Some of the reforms to strengthen the business environment include tax incentives, reduced bureaucracy, and an investor center – a one-stop shop to simplify the process of establishing a company. The measures have helped prop up Egypt's standing as a business-friendly environment. The country rose eight places to 120th in the World Bank’s 2019 Ease of Doing Business index, published in November. The government has also introduced at least 10 pieces of legislation intended to expand the private sector and boost economic growth. Some of those new laws relate to investment, companies, bankruptcy among others. What has been the impact of the reforms on your business operation and investment outlook in the country?

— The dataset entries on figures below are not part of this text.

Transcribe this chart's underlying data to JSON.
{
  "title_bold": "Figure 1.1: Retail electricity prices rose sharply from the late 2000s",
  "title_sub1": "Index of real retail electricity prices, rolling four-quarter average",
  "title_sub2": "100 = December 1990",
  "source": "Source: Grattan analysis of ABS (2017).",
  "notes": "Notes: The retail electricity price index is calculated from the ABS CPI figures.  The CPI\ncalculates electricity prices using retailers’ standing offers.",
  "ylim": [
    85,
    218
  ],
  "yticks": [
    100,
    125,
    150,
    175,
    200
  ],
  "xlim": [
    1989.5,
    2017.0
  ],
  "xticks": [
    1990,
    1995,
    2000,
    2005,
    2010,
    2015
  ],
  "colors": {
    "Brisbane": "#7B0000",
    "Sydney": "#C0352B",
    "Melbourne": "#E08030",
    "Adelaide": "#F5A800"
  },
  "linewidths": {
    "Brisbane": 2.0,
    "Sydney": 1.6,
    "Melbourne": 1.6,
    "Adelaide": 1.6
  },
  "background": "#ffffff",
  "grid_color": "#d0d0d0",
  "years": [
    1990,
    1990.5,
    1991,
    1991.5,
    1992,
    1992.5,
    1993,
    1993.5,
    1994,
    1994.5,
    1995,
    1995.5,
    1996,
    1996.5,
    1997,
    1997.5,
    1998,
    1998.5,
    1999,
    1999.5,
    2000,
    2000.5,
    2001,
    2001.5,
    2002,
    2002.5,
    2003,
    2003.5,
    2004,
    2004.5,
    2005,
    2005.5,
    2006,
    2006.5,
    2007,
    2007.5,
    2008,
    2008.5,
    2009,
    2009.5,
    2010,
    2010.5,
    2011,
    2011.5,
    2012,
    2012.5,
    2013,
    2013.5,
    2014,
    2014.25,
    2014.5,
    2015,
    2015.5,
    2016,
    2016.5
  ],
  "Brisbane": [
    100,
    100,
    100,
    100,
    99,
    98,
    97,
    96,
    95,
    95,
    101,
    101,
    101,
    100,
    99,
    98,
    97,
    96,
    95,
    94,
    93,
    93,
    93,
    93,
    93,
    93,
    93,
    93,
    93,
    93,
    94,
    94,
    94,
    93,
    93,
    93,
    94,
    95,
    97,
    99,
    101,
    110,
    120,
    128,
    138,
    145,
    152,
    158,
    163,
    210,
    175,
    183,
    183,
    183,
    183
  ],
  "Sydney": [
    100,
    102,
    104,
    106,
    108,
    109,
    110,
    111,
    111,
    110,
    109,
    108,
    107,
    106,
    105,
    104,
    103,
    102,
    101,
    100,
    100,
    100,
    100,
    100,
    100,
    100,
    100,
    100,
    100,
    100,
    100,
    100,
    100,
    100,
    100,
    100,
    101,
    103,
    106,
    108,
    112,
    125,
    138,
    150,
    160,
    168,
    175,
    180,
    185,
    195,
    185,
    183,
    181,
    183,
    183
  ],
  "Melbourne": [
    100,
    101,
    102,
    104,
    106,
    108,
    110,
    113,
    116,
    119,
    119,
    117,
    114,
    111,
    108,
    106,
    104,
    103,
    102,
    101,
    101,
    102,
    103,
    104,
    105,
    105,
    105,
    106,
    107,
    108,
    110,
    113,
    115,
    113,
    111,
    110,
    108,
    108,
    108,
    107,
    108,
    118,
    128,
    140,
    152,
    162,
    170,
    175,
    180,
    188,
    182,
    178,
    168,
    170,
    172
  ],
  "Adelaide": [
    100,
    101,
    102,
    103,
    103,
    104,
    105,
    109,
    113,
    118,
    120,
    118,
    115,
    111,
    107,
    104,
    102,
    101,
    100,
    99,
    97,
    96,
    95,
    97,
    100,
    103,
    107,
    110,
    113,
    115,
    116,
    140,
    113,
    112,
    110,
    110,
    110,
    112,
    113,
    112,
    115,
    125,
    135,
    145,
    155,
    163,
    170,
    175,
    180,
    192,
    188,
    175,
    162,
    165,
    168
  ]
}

Throughout the reform process, GE has remained wholly committed to partnering with the Egyptian government in revitalizing the local economy. Egypt is central to our regional business model – the talent base, heightened awareness of the need for cross-sector partnership and opportunities for growth are exceptional. While we remain immensely proud of the work we have done in Egypt thus far, there remains much more we can, and will do, to support local growth.
As one of the biggest emerging economies in the region, Egypt seeks to play a significant role in ensuring sustainable economic growth in Africa. One of the priorities of the government is to enhance intra-African integration, as the main vehicle through which it could fulfill its collective developmental goals and achieve the targets of Africa’s development Agenda 2063. What are the key fundamentals that made you choose Egypt as a destination, and to what extent can it play the role of ‘gateway to Africa?
Egypt has been, and will remain, a focal point for Africa. Its position as a cross-regional hub is unique, allowing it to transcend borders. This is clear through the multiple free trade agreements driving cross-border growth and opportunities, as well as the opportunity to be a part of a north-to-south Africa trade bloc that can significantly spur investment. It also allows the opportunity to find new and perhaps under-represented areas of investment. The opportunities throughout Africa are ubiquitous, and Egypt is well positioned to realize them.